Hunter explained that Lemtrada is thought of as a “permanent” disease-modifying therapy. “It cleans the immune system up, both the B and T cells. Transiently, it removes a lot of these cells and lets the immune system reconstitute. No one knows how it can make MS better yet, but the immune system is different,” he said.

At the same time, there is a risk of autoimmunity, infusion reactions, and malignancies, including thyroid cancer, melanoma, and lymphoproliferative disorders in patients who receive treatment.

He said that Lemtrada was the first drug that was tested head-to-head with interferon beta-1a, which is the standard treatment. In the 2 trials that were done, it was very clear that Lemtrada was much more effective than interferon beta-1a. “The longer it goes, the better it looks because you’re changing the immune system with Lemtrada,” he said.

Hunter added that Lemtrada is good in the short term and even better in the long term for RRMS. “This is a big stick for treating relapsing MS. It has a little more risk than other treatments, but you get something for it that any internist could manage,” he said. It includes monthly laboratory testing for kidney problems at the manufacturer’s expense to watch for blood, thyroid, or kidney problems.

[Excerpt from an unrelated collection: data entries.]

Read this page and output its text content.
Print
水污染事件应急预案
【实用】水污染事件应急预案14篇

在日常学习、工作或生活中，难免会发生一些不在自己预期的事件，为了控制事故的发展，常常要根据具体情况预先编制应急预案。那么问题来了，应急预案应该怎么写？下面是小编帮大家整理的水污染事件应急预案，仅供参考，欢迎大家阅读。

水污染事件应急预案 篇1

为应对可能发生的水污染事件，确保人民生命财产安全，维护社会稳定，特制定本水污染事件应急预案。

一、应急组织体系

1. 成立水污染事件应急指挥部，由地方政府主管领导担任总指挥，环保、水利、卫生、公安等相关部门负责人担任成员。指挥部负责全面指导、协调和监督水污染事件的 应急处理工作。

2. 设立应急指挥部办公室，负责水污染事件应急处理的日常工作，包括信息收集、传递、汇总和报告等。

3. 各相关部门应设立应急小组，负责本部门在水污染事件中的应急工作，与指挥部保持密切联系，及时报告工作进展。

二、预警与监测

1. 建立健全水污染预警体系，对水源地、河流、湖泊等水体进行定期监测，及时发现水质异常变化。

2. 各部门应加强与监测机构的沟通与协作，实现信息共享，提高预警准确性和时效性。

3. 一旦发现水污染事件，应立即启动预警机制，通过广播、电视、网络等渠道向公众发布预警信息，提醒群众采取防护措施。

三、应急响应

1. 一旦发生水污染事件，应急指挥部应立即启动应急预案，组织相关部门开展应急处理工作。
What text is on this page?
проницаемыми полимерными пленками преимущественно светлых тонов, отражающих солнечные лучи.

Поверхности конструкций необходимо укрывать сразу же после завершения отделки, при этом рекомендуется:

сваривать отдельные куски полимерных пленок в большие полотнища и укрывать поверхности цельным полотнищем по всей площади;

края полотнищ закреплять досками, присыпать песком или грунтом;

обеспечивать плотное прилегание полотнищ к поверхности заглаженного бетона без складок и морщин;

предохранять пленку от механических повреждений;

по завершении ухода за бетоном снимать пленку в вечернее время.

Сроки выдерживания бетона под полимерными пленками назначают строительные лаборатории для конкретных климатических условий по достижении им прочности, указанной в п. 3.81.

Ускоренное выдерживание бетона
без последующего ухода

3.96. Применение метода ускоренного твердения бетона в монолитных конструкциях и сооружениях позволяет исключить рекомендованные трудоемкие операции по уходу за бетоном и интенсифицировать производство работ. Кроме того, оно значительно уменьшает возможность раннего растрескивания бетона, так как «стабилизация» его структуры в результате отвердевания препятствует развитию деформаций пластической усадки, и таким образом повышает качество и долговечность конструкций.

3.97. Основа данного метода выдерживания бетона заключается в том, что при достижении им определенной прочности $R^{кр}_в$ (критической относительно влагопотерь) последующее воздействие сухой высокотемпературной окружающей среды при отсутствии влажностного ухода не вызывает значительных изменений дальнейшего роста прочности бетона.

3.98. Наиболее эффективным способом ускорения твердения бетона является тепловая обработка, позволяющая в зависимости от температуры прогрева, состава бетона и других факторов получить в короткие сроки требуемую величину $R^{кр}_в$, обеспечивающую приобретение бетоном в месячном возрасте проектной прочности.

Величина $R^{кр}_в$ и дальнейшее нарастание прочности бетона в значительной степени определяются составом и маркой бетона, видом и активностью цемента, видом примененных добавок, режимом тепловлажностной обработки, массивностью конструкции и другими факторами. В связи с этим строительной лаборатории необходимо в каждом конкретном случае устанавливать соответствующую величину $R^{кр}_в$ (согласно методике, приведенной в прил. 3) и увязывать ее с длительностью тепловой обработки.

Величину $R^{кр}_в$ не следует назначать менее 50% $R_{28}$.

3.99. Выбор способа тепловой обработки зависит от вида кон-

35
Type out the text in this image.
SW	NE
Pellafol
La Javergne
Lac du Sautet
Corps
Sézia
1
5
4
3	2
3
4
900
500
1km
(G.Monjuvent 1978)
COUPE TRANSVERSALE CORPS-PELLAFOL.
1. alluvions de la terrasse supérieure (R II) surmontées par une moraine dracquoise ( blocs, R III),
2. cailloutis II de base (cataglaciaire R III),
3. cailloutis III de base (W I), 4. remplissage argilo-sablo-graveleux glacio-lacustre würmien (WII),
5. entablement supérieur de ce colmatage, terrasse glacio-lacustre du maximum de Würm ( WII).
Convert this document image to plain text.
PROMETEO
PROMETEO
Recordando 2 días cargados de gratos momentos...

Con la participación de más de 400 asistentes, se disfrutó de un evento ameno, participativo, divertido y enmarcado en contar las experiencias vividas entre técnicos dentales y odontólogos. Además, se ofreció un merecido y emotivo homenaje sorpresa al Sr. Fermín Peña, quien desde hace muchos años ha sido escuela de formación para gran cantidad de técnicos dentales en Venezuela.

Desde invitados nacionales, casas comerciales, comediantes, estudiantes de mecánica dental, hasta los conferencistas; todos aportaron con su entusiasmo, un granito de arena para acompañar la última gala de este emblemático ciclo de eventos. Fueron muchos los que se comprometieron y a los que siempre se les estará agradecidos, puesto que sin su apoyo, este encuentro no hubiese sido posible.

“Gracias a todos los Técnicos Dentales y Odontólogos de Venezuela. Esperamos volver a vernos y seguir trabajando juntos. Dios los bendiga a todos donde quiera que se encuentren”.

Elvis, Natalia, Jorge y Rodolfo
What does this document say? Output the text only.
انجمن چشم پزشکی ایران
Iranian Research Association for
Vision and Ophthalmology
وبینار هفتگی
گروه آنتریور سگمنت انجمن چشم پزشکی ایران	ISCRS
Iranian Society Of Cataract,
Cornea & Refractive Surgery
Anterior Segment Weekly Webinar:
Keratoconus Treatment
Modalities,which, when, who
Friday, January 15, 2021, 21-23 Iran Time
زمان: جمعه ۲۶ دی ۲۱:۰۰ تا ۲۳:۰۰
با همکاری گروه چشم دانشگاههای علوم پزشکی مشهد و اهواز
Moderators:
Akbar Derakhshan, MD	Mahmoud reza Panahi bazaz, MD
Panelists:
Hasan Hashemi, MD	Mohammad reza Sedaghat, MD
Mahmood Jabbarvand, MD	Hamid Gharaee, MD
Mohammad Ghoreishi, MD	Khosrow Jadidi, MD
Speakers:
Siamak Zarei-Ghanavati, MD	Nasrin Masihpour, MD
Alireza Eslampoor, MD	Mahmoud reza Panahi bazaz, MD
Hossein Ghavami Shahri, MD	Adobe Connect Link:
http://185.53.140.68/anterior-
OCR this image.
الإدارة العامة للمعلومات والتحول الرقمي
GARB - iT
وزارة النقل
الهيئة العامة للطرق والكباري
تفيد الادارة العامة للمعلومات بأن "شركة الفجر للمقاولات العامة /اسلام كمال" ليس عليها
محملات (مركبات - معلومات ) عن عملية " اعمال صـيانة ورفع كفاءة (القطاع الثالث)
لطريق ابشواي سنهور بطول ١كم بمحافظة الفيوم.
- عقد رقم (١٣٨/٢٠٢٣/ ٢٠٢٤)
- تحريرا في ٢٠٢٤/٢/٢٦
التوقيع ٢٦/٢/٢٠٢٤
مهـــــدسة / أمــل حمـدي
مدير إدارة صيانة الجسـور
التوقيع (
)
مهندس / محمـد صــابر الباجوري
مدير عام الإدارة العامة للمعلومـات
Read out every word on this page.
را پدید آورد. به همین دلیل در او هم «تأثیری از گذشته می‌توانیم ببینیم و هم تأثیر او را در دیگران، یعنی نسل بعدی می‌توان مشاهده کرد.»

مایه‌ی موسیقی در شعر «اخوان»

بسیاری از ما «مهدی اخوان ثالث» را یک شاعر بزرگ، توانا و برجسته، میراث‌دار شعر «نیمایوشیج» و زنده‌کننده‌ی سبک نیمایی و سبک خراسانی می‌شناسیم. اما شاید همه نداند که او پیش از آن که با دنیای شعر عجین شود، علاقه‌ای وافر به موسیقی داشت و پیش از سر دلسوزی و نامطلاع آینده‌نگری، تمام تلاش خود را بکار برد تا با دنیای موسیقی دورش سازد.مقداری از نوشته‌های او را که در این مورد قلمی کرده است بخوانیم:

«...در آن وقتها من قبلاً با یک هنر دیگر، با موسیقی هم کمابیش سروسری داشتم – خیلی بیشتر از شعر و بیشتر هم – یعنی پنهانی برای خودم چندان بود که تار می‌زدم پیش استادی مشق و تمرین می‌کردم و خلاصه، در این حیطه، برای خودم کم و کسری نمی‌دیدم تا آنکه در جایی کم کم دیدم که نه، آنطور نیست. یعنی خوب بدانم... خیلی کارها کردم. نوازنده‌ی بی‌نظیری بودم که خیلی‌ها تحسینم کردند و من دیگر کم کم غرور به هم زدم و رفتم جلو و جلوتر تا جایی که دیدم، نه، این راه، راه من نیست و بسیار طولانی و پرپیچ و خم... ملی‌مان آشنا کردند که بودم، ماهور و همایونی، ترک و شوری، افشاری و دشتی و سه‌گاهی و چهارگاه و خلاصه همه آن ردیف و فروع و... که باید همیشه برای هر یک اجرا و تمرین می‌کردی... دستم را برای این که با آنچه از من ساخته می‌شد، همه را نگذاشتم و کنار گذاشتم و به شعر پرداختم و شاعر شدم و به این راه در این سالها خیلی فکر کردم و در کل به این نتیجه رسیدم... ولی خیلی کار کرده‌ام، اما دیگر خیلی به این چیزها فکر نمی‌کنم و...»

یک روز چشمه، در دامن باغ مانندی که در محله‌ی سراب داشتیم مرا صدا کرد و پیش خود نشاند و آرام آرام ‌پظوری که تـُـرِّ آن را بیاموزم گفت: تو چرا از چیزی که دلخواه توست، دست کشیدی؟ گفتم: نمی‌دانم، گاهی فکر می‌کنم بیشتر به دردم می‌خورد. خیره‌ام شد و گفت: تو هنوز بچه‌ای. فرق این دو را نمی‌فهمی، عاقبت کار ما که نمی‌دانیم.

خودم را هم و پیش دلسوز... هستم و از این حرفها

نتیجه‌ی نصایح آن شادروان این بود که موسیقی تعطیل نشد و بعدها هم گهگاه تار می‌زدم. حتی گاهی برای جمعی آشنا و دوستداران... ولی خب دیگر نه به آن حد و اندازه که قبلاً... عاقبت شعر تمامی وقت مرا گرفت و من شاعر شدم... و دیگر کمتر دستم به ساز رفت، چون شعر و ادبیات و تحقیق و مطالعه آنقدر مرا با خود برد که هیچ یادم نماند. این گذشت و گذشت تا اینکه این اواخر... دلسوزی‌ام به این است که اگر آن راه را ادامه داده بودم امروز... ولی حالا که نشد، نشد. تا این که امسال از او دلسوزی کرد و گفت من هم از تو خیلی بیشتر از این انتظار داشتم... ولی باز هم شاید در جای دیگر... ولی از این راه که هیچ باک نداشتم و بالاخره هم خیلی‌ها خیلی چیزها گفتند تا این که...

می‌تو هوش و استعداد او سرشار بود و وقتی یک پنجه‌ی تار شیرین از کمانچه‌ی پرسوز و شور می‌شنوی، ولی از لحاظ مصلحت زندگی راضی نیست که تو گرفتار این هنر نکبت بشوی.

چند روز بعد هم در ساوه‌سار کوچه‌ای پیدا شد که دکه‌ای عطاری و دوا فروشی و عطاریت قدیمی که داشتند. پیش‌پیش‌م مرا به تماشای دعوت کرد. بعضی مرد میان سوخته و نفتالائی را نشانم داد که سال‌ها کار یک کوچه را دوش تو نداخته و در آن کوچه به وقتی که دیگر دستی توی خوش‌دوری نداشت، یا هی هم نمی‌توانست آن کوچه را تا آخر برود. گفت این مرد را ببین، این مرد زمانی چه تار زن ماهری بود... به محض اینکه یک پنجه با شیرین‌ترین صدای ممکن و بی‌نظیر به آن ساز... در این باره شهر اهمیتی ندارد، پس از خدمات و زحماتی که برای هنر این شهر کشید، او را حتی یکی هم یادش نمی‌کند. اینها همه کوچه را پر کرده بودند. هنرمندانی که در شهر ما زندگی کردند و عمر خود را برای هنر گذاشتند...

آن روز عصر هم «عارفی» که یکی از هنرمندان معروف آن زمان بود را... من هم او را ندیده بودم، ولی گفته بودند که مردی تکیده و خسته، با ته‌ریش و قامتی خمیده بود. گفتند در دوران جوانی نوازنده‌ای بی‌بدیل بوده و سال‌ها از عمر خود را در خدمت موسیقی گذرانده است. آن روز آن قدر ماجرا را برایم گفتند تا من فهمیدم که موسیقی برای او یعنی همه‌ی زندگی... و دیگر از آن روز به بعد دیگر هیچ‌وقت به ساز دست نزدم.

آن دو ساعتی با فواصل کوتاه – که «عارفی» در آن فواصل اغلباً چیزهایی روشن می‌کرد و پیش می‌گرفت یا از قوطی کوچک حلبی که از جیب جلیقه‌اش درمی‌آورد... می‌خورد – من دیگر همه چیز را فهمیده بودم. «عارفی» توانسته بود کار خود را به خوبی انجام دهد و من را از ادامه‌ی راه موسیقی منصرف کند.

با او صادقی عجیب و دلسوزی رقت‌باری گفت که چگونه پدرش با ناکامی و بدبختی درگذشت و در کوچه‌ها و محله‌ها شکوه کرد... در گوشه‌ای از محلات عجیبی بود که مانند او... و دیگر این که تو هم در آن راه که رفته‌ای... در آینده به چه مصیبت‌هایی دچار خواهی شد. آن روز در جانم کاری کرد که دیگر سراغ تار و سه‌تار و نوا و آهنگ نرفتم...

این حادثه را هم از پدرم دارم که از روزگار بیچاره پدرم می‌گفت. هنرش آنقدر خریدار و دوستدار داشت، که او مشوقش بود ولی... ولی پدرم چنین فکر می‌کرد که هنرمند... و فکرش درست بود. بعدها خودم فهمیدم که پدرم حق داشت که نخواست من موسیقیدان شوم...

Hunter conducted a phase I nonrandomized open label study of 60 patients, using them as their own control. Most patients who switched to Lemtrada had been on the injectable drugs interferon beta-1a or Copaxone.

He said most patients stayed stable for up to 2 years after one treatment and then got even better with more treatments. “It’s clear that Lemtrada works for a while, then it wears off and then we retreat those patients,” he said.

“MRI is really boring after treatment because it stays calm,” Hunter added. “At the same time, some will also get worse. You just have to find the treatment responders.”